Screwing up with Googlebot

Posted in blogging on @340 by pjh

Yesterday I had a heart-stopping experience with my site and the googlebot. I’d just signed up with google sitemaps and had been crawled. Then I realized that although my blog homepage was reachable, none of the article pages were. Neither was robots.txt, and I wasn’t sure whether a 403 Forbidden on that would be treated as a missing file or a deny *.

Happily, it’s treated as a missing file, so googlebot cheerfully crawled all of my site that it could see. Unfortunately, that’s only the home page — everything else came up with a 500 Server Error.

Luckily it was easy to fix. I’d recently rearranged my [VirtualHost][] settings and not thoroughly tested. All of the pages that I visit regularly — the home page and the admin/edit pages — were working fine. Apologies to anyone who got errors because of it.

Google cheerfully accepts a plain text sitemap, so after fixing the problem, I quickly created a short list of key URLs, uploaded it to the site, and told google about it. Not too long later (I hope) google will come along and revisit all of my pages based on that list.

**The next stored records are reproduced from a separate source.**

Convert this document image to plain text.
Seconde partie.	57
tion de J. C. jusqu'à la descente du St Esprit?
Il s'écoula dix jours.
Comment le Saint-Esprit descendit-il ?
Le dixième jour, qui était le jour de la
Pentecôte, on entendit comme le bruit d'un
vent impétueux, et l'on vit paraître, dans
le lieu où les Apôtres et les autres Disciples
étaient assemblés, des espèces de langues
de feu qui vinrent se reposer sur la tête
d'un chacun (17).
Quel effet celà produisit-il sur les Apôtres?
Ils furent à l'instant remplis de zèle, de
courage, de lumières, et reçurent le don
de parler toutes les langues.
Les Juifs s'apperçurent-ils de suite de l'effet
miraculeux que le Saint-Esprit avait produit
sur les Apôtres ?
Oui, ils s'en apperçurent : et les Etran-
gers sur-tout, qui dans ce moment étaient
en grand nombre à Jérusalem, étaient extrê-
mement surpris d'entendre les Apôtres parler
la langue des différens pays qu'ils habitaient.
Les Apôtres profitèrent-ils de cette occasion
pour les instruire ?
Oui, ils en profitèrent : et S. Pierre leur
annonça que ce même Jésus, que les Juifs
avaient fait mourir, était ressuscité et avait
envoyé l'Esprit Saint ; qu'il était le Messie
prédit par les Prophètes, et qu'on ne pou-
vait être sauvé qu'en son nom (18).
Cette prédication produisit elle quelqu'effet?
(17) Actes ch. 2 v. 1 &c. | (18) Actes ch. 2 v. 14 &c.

Even easier, as I found out this evening, is to use Foo’s great WordPress plugin to generate a new sitemap with every post. Very easy to install, just a single .php in your plugins directory. Configuration is on the Options > Sitemaps page.

One word of caution: remember that page weightings are relative. This means that it’s only your rankings that count, so use low rankings to emphasize the high ones. The 1 you put against your home page is only meaningful because other pages have lower priority. Don’t be afraid to let unpopular posts have a low priority like 0.1 — it’s the overall effect you’re after.